Faz sentido: a pressão por inovação nunca foi tão grande, e o consumidor, cada vez mais impaciente, não perdoa quem fica para trás.
Do outro lado do Atlântico, a imprensa internacional também tem batido nessa tecla. (The Economist, na sua cobertura recorrente sobre inovação corporativa, lembra que empresas que não se adaptam à velocidade digital perdem margem rapidinho.)
Aqui no Brasil, o tema ganha um tempero especial: além da tecnologia, ainda lidamos com juros altos, câmbio nervoso e um ambiente regulatório que muda de figura seguidamente.
Mesmo assim, muita gente boa segue empreendendo, abrindo negócio, arriscando. E é isso que me deixa otimista, mês após mês, ao escrever para vocês.
(Financial Times) e (Bloomberg) frequentemente destacam o Brasil como um mercado de contrastes: ao mesmo tempo desafiador e cheio de oportunidades para quem sabe surfar o timing certo.
Não é à toa que investidores estrangeiros continuam de olho por aqui, ainda que com um pé atrás em relação à volatilidade política e econômica.

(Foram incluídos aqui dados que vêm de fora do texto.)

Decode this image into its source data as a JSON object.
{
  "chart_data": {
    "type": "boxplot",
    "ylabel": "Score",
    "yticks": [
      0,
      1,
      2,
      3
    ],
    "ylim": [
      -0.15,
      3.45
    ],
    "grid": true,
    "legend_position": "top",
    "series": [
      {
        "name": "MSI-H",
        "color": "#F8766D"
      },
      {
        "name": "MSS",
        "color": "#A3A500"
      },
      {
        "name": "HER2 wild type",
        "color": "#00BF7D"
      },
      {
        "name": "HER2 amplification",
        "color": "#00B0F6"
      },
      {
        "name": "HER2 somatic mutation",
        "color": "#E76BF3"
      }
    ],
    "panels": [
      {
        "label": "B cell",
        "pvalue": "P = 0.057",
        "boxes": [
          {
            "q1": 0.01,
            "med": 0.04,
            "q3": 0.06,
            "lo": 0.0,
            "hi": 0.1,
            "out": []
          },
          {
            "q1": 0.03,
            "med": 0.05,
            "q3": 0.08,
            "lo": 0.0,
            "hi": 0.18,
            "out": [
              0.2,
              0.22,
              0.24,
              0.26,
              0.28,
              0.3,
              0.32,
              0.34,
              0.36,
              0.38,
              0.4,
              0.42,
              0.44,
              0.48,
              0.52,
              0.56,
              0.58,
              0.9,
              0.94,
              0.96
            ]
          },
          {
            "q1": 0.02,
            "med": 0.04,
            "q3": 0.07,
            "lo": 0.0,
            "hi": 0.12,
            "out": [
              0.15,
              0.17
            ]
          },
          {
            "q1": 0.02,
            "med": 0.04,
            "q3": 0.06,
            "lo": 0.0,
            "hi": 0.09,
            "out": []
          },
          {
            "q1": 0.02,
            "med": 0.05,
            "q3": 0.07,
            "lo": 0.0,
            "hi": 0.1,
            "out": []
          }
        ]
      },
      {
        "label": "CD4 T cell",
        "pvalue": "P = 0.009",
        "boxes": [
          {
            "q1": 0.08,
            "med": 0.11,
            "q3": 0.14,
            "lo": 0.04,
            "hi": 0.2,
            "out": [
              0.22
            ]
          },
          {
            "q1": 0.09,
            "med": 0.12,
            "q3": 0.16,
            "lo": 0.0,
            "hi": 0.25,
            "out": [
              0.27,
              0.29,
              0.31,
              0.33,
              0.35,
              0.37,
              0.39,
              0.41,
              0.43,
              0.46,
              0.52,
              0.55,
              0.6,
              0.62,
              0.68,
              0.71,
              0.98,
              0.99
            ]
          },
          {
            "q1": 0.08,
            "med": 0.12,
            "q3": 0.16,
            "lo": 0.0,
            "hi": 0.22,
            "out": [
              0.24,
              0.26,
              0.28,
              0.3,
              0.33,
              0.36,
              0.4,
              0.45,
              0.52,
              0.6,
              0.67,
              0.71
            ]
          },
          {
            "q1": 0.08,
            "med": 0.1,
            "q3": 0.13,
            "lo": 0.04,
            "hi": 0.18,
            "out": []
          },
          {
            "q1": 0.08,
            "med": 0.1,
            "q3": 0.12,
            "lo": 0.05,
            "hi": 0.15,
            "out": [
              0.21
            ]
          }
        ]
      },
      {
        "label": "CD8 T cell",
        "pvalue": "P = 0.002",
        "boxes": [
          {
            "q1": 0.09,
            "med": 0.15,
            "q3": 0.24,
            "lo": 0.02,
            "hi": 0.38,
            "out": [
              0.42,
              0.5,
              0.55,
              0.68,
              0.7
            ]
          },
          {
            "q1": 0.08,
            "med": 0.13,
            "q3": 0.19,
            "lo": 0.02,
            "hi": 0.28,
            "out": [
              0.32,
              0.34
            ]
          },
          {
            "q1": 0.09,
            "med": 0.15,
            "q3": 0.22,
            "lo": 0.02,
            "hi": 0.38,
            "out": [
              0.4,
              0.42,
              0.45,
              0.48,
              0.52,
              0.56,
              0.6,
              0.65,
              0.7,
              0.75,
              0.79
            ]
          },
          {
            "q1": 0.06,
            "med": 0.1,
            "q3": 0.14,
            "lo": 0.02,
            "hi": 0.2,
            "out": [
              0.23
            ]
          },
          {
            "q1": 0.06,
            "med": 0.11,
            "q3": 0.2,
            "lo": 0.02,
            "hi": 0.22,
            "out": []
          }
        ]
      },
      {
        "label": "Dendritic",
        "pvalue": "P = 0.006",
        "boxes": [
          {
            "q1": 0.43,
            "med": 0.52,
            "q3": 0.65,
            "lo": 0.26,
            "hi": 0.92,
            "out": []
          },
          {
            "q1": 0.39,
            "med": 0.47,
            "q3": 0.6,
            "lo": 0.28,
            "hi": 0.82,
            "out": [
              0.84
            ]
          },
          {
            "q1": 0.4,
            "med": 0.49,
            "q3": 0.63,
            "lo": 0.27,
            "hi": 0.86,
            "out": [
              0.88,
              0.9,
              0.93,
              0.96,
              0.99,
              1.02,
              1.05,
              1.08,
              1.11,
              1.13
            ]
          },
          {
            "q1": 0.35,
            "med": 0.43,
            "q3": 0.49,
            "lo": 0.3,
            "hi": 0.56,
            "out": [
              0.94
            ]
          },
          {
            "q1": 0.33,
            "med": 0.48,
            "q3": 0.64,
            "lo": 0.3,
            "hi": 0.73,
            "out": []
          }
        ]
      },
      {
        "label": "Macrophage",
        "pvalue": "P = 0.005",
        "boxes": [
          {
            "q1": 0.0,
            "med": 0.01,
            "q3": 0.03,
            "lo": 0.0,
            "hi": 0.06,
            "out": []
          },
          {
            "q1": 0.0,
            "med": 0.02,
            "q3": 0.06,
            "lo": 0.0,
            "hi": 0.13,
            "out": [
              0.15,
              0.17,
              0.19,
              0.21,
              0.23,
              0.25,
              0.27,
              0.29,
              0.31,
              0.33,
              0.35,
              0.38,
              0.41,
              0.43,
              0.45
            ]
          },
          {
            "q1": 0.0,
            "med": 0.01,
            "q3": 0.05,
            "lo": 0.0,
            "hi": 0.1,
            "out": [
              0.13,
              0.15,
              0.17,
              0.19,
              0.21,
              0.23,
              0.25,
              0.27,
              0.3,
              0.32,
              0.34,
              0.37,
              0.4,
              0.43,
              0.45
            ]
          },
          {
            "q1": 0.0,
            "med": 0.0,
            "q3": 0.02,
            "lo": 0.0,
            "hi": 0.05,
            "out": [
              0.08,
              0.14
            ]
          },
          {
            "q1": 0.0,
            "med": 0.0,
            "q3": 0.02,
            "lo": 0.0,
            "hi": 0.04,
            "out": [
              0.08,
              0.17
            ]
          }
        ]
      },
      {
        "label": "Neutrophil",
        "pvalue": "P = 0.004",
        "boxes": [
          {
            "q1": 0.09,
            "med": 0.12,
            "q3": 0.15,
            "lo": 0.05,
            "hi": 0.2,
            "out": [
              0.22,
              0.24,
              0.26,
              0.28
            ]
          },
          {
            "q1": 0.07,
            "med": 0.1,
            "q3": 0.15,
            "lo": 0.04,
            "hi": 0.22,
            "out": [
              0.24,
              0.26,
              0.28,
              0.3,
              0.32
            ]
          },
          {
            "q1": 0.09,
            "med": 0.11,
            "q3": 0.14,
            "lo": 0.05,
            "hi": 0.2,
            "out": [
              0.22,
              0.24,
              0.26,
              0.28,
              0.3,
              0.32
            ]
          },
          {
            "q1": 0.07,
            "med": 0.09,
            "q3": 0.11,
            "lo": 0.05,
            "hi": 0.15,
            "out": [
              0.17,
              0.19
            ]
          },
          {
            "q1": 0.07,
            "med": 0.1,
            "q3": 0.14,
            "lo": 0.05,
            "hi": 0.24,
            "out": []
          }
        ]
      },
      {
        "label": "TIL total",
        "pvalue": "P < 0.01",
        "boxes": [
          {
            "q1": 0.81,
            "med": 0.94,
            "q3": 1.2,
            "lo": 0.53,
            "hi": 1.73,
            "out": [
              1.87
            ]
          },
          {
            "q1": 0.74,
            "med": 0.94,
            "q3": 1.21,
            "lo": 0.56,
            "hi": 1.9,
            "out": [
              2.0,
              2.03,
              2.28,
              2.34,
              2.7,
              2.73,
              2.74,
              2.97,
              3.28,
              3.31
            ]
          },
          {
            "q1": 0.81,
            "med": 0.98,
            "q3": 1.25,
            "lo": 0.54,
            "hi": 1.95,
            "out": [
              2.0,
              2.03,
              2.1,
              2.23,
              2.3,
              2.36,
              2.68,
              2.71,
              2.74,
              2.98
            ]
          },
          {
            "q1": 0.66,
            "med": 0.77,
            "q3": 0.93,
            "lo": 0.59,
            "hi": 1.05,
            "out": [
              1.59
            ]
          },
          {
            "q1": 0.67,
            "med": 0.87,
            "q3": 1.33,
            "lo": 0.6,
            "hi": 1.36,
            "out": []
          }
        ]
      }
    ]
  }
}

O que reforça, mais uma vez, a máxima repetida por quase todo analista de mercado: paciência e diversificação seguem sendo as palavras de ordem para quem quer prosperar nesse cenário.
Vale lembrar também que boa parte dessas movimentações não nasce do acaso — elas refletem decisões estratégicas tomadas meses antes, num jogo de xadrez corporativo que só enxergamos quando a peça já está no tabuleiro.
E friso: acompanhar esses bastidores é, para mim, a parte mais gostosa do ofício. Adoro quando uma notícia aparentemente pontual revela uma tendência maior de mercado.
Por isso, sempre reforço aqui na coluna: fique de olho nos pequenos sinais, porque eles costumam antecipar as grandes mudanças de rota das empresas.
Para fechar esse mês, deixo uma reflexão que ouvi de um empreendedor recentemente: 'o segredo não é prever o futuro, é estar preparado para se adaptar rápido a ele'.
Resumo perfeito para o momento que vivemos, não acha? Um cenário de transformação constante, em que quem se movimenta com inteligência sai na frente.
E é justamente esse o convite que fica para Julho/2025: continue de olho nos negócios, questione as manchetes e, sempre que possível, procure entender o 'porquê' por trás de cada movimento de mercado.
Nos vemos na próxima edição, com mais histórias direto do universo corporativo. Um abraço e até lá!
Escreve sobre empresas, mercados e o cotidiano de quem empreende no Brasil e no mundo.